EfD researcher Walter Gómez has been invited as an expert to a public-private committee appointed to revise the Atmospheric Decontamination Plan (PDA) in Southern Chile.
The plan concerns the localities of Temuco and Padre Las Casas, one of the most air-polluted cities in Chile. The objective is to accomplish Chile’s primary norm of environmental quality for breathable particulate matter (PM10) and the primary norm of environmental quality for fine particulate matter (PM2.5) in a time limit of ten years.
The plan is also a part of the Strategy of Atmospheric Decontamination 2014-2018, which defines atmospheric pollution as a national problem. In the case of the southern localities where the main source of heating is wood, the strategy is focused on promoting sustainable heating alternatives in housing, commercial and public sectors. This plan calls for two structural measures:
- To reduce the energy requirement by the population. For this purpose, households need to install thermal insulation for energy efficiency.

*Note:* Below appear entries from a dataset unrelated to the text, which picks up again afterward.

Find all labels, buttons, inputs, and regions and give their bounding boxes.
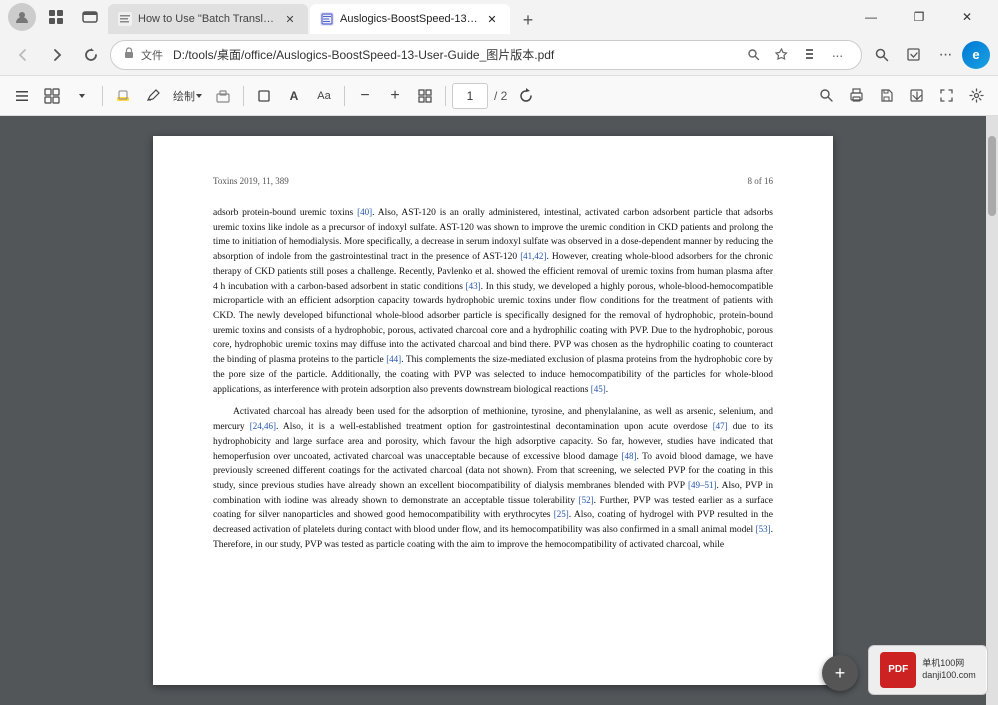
new-tab-button[interactable]: + [514,6,542,34]
main-content: Toxins 2019, 11, 389 8 of 16 adsorb prot… [0,116,998,705]
divider3 [344,86,345,106]
pdf-thumbnail-btn[interactable] [38,82,66,110]
tab-batch-translator[interactable]: How to Use "Batch Translator" - V ✕ [108,4,308,34]
pdf-rotate-btn[interactable] [513,82,541,110]
watermark-site: 单机100网 [922,658,976,670]
pdf-font-btn[interactable]: Aa [310,82,338,110]
titlebar-left [8,3,104,31]
pdf-dropdown-btn[interactable] [68,82,96,110]
watermark-pdf-icon: PDF [880,652,916,688]
titlebar: How to Use "Batch Translator" - V ✕ Ausl… [0,0,998,34]
forward-button[interactable] [42,40,72,70]
pdf-page: Toxins 2019, 11, 389 8 of 16 adsorb prot… [153,136,833,685]
edge-copilot-icon[interactable]: e [962,41,990,69]
file-label: 文件 [141,47,163,63]
divider4 [445,86,446,106]
address-bar[interactable]: 文件 D:/tools/桌面/office/Auslogics-BoostSpe… [110,40,862,70]
pdf-total-pages: / 2 [490,89,511,103]
titlebar-controls: — ❐ ✕ [848,0,990,34]
pdf-more-btn[interactable] [902,82,930,110]
pdf-fit-btn[interactable] [411,82,439,110]
pdf-search-btn[interactable] [812,82,840,110]
tab1-title: How to Use "Batch Translator" - V [138,13,276,25]
float-action-button[interactable]: + [822,655,858,691]
pdf-draw-label-btn[interactable]: 绘制 [169,82,207,110]
pdf-settings-btn[interactable] [962,82,990,110]
pdf-eraser-btn[interactable] [209,82,237,110]
pdf-fullscreen-btn[interactable] [932,82,960,110]
scrollbar-thumb[interactable] [988,136,996,216]
pdf-text-btn[interactable]: A [280,82,308,110]
divider1 [102,86,103,106]
tab1-close[interactable]: ✕ [282,11,298,27]
collections-addr-icon[interactable] [797,43,821,67]
pdf-header: Toxins 2019, 11, 389 8 of 16 [213,176,773,186]
favorites-icon[interactable] [769,43,793,67]
pdf-page-input[interactable] [452,83,488,109]
pdf-scroll-area[interactable]: Toxins 2019, 11, 389 8 of 16 adsorb prot… [0,116,986,705]
save-pdf-icon[interactable] [898,40,928,70]
pdf-body: adsorb protein-bound uremic toxins [40].… [213,206,773,553]
collections-icon[interactable] [42,3,70,31]
watermark-url: danji100.com [922,670,976,682]
scrollbar[interactable] [986,116,998,705]
pdf-draw-btn[interactable] [139,82,167,110]
pdf-print-btn[interactable] [842,82,870,110]
profile-icon[interactable] [8,3,36,31]
address-right-icons: ··· [741,43,849,67]
tab1-favicon [118,12,132,26]
pdf-paragraph-1: adsorb protein-bound uremic toxins [40].… [213,206,773,397]
address-text: D:/tools/桌面/office/Auslogics-BoostSpeed-… [173,46,735,63]
browser-more-icon[interactable]: ··· [930,40,960,70]
restore-button[interactable]: ❐ [896,0,942,34]
pdf-shape-btn[interactable] [250,82,278,110]
minimize-button[interactable]: — [848,0,894,34]
addressbar: 文件 D:/tools/桌面/office/Auslogics-BoostSpe… [0,34,998,76]
pdf-paragraph-2: Activated charcoal has already been used… [213,405,773,552]
tab-auslogics[interactable]: Auslogics-BoostSpeed-13-User-G ✕ [310,4,510,34]
tab2-close[interactable]: ✕ [484,11,500,27]
watermark-info: 单机100网 danji100.com [922,658,976,681]
search-toolbar-icon[interactable] [866,40,896,70]
back-button[interactable] [8,40,38,70]
tab2-favicon [320,12,334,26]
more-addr-icon[interactable]: ··· [825,43,849,67]
pdf-zoom-in-btn[interactable]: + [381,82,409,110]
pdf-highlight-btn[interactable] [109,82,137,110]
lock-icon [123,47,135,62]
divider2 [243,86,244,106]
search-address-icon[interactable] [741,43,765,67]
pdf-toolbar: 绘制 A Aa − + / 2 [0,76,998,116]
pdf-header-right: 8 of 16 [748,176,774,186]
close-button[interactable]: ✕ [944,0,990,34]
watermark-icon-text: PDF [888,664,908,676]
tab2-title: Auslogics-BoostSpeed-13-User-G [340,13,478,25]
browser-toolbar-right: ··· e [866,40,990,70]
browser-icon[interactable] [76,3,104,31]
pdf-menu-btn[interactable] [8,82,36,110]
tabs-container: How to Use "Batch Translator" - V ✕ Ausl… [108,0,844,34]
refresh-button[interactable] [76,40,106,70]
pdf-save-btn[interactable] [872,82,900,110]
pdf-zoom-out-btn[interactable]: − [351,82,379,110]
watermark-overlay: PDF 单机100网 danji100.com [868,645,988,695]
pdf-header-left: Toxins 2019, 11, 389 [213,176,289,186]
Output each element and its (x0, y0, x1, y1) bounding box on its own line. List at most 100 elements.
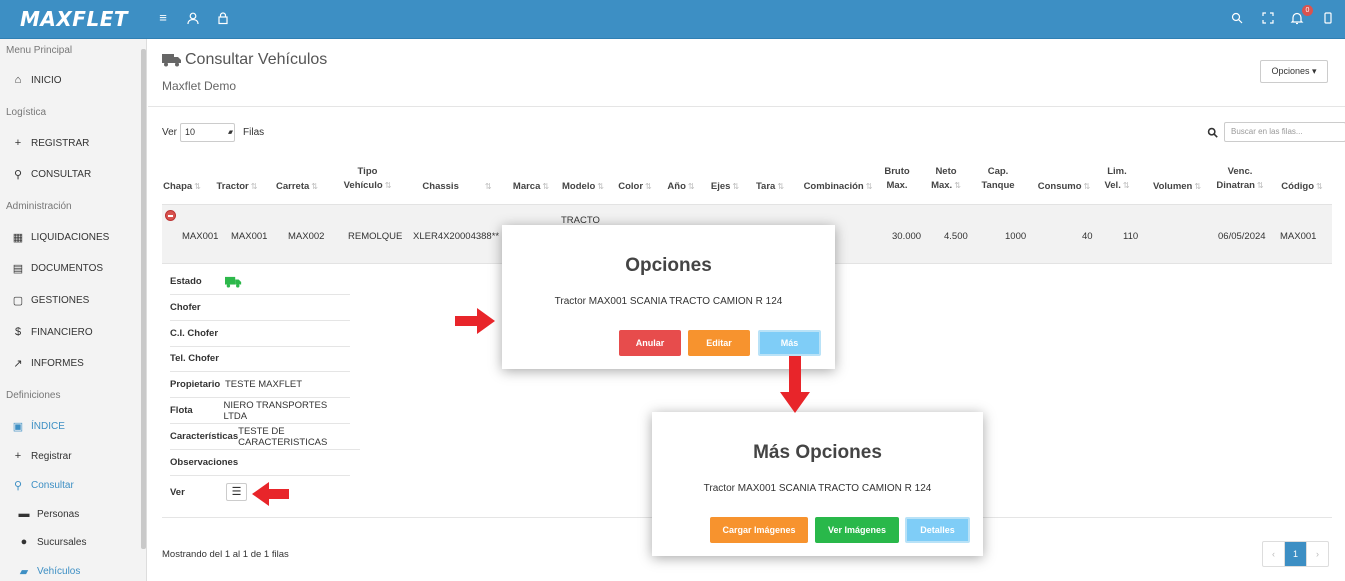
down-arrow-annotation-icon (780, 356, 810, 413)
sidebar-item-documentos[interactable]: ▤ DOCUMENTOS (0, 256, 141, 280)
cargar-imagenes-button[interactable]: Cargar Imágenes (710, 517, 808, 543)
top-navbar: MAXFLET ≡ 0 (0, 0, 1345, 39)
sidebar-item-registrar-def[interactable]: + Registrar (0, 444, 141, 468)
sidebar-item-label: INICIO (31, 74, 62, 86)
fullscreen-icon[interactable] (1261, 11, 1275, 25)
cell-lim: 110 (1123, 231, 1139, 242)
th-venc-dinatran[interactable]: Venc. Dinatran ⇅ (1212, 165, 1268, 193)
page-title: Consultar Vehículos (162, 51, 327, 69)
th-chapa[interactable]: Chapa ⇅ (162, 180, 202, 194)
sidebar-item-consultar-def[interactable]: ⚲ Consultar (0, 473, 141, 497)
sidebar-item-inicio[interactable]: ⌂ INICIO (0, 68, 141, 92)
app-logo[interactable]: MAXFLET (20, 7, 128, 31)
document-icon: ▤ (12, 262, 24, 275)
menu-toggle-icon[interactable]: ≡ (156, 11, 170, 25)
detalles-button[interactable]: Detalles (905, 517, 970, 543)
th-lim-vel[interactable]: Lim. Vel. ⇅ (1098, 165, 1136, 193)
detail-observaciones: Observaciones (170, 450, 350, 476)
th-combinacion[interactable]: Combinación ⇅ (796, 180, 880, 194)
th-chassis[interactable]: Chassis ⇅ (412, 180, 502, 194)
search-icon[interactable] (1230, 11, 1244, 25)
th-tara[interactable]: Tara ⇅ (750, 180, 790, 194)
page-header: Consultar Vehículos Maxflet Demo Opcione… (148, 39, 1345, 107)
ver-imagenes-button[interactable]: Ver Imágenes (815, 517, 899, 543)
mas-button[interactable]: Más (758, 330, 821, 356)
sidebar-item-indice[interactable]: ▣ ÍNDICE (0, 414, 141, 438)
th-ano[interactable]: Año ⇅ (662, 180, 700, 194)
sidebar-section-logistica: Logística (6, 107, 47, 118)
th-consumo[interactable]: Consumo ⇅ (1035, 180, 1093, 194)
cell-chassis: XLER4X20004388** (413, 231, 500, 242)
th-volumen[interactable]: Volumen ⇅ (1146, 180, 1208, 194)
showing-rows-text: Mostrando del 1 al 1 de 1 filas (162, 549, 289, 560)
sidebar-item-liquidaciones[interactable]: ▦ LIQUIDACIONES (0, 225, 141, 249)
dollar-icon: $ (14, 326, 22, 338)
th-ejes[interactable]: Ejes ⇅ (706, 180, 744, 194)
table-controls: Ver 10 Filas (162, 123, 264, 142)
sidebar-item-label: ÍNDICE (31, 420, 65, 432)
th-codigo[interactable]: Código ⇅ (1272, 180, 1332, 194)
search-input[interactable]: Buscar en las filas... (1224, 122, 1345, 142)
next-page-button[interactable]: › (1307, 542, 1328, 566)
cell-consumo: 40 (1082, 231, 1093, 242)
book-icon: ▣ (12, 420, 24, 433)
th-modelo[interactable]: Modelo ⇅ (556, 180, 610, 194)
list-icon-button[interactable]: ☰ (226, 483, 247, 501)
sidebar-scrollbar[interactable] (141, 49, 146, 549)
cell-venc: 06/05/2024 (1218, 231, 1266, 242)
th-marca[interactable]: Marca ⇅ (508, 180, 554, 194)
pagination: ‹ 1 › (1262, 541, 1329, 567)
chart-icon: ↗ (13, 357, 23, 370)
user-icon[interactable] (186, 11, 200, 25)
id-card-icon: ▬ (18, 508, 30, 520)
detail-label: Flota (170, 405, 193, 416)
cell-tipo: REMOLQUE (348, 231, 403, 242)
cell-carreta: MAX002 (288, 231, 325, 242)
opciones-dropdown-button[interactable]: Opciones ▾ (1260, 60, 1328, 83)
sidebar-item-registrar[interactable]: + REGISTRAR (0, 131, 141, 155)
note-icon: ▢ (12, 294, 24, 307)
sidebar-item-label: Vehículos (37, 565, 81, 577)
modal-text: Tractor MAX001 SCANIA TRACTO CAMION R 12… (703, 483, 932, 494)
left-arrow-annotation-icon (252, 482, 289, 506)
th-neto-max[interactable]: Neto Max. ⇅ (926, 165, 966, 193)
th-color[interactable]: Color ⇅ (614, 180, 656, 194)
sidebar-section-administracion: Administración (6, 201, 72, 212)
detail-ci-chofer: C.I. Chofer (170, 321, 350, 347)
rows-per-page-select[interactable]: 10 (180, 123, 236, 142)
sidebar-item-informes[interactable]: ↗ INFORMES (0, 351, 141, 375)
collapse-row-icon[interactable] (165, 210, 176, 221)
search-icon: ⚲ (13, 479, 23, 492)
th-carreta[interactable]: Carreta ⇅ (272, 180, 322, 194)
editar-button[interactable]: Editar (688, 330, 750, 356)
truck-status-icon (225, 276, 242, 288)
sidebar-item-personas[interactable]: ▬ Personas (0, 502, 141, 526)
detail-label: Propietario (170, 379, 221, 390)
cell-neto: 4.500 (944, 231, 968, 242)
lock-icon[interactable] (216, 11, 230, 25)
th-tractor[interactable]: Tractor ⇅ (212, 180, 262, 194)
th-tipo-vehiculo[interactable]: Tipo Vehículo ⇅ (340, 165, 395, 193)
sidebar-item-financiero[interactable]: $ FINANCIERO (0, 320, 141, 344)
anular-button[interactable]: Anular (619, 330, 681, 356)
prev-page-button[interactable]: ‹ (1263, 542, 1284, 566)
detail-label: C.I. Chofer (170, 328, 219, 339)
notification-badge: 0 (1302, 5, 1313, 16)
detail-value: TESTE DE CARACTERISTICAS (238, 425, 328, 448)
panel-toggle-icon[interactable] (1321, 11, 1335, 25)
modal-title: Más Opciones (753, 442, 882, 463)
th-bruto-max[interactable]: Bruto Max. (880, 165, 914, 193)
table-search: Buscar en las filas... (1207, 122, 1345, 142)
sidebar-item-vehiculos[interactable]: ▰ Vehículos (0, 559, 141, 581)
page-button-1[interactable]: 1 (1284, 542, 1307, 566)
sidebar-item-label: LIQUIDACIONES (31, 231, 110, 243)
th-cap-tanque[interactable]: Cap. Tanque (980, 165, 1016, 193)
sidebar-item-label: Sucursales (37, 536, 87, 548)
detail-value: NIERO TRANSPORTES LTDA (223, 399, 328, 422)
sidebar-item-label: Registrar (31, 450, 72, 462)
sidebar-item-consultar[interactable]: ⚲ CONSULTAR (0, 162, 141, 186)
sidebar-item-sucursales[interactable]: ● Sucursales (0, 530, 141, 554)
detail-label: Chofer (170, 302, 201, 313)
table-header: Chapa ⇅ Tractor ⇅ Carreta ⇅ Tipo Vehículo ⇅ … (162, 159, 1332, 204)
sidebar-item-gestiones[interactable]: ▢ GESTIONES (0, 288, 141, 312)
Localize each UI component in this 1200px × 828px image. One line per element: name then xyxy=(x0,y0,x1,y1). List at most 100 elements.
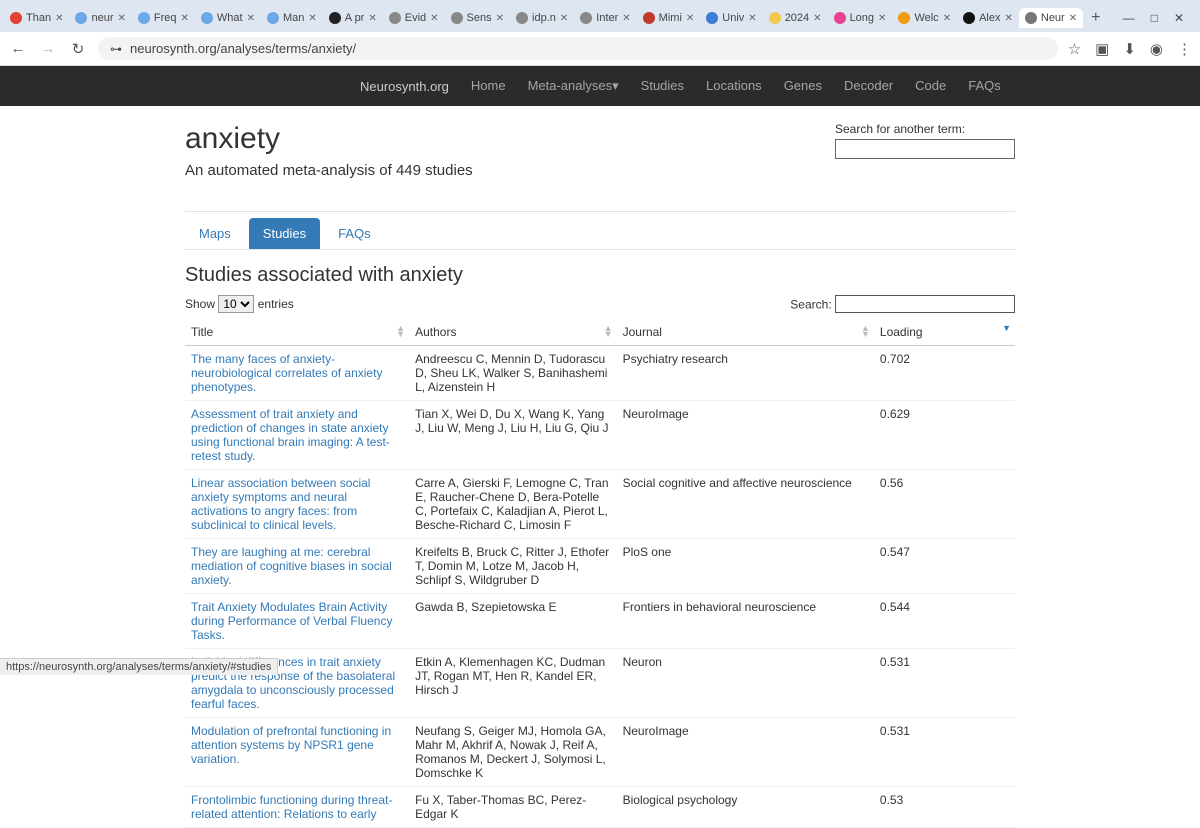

- To reduce atmospheric emissions both inside and outside households. This measure will be accomplished by replacing the current pollutant sources of energy with more efficient heating systems.
The PDA also includes measures for other sources of pollution, such as industry, transport, and wood burning, which contribute to the formation of secondary PM2.5, reducing air quality and impacting people’s health. Both groups of measures related to households’ reality and industries are fundamental to reduce diseases related to pollution and therefore to reduce public health expenditure at a local level.
Apart from the structural measures, the PDA also considers the restriction of pollution sources to help to diminish the levels of PM10 and PM2.5, along with activities of education and information to be implemented in the communities.
“The review of the PDA is a complex process involving two main committees,” explains Walter Gómez, who is also a member of the EfD collaborative network Sustainable Energy Transitions Initiative (SETI).
In the first operative committee, several governmental agencies (environment, energy, construction, etcetera) study the current results of the PDA and provide an initial proposal of adjustments to the PDA. The second extended committee is formed by representatives of many different actors (academia, industry, ONG, several social organizations, etc.). The extended committee analyzes the proposal and can also suggest other modifications to the PDA.
“The work of the extended committee has been divided into four interest groups. I am involved in the group dealing with fuelwood, stoves, and energy in general and also in the second group devoted to households, buildings, and real estate projects. The work has just started and should be finished in about a year with a new revised version of the PDA ruling the measures for controlling air pollution (and related energy problem) for the near future,” says Walter Gomez.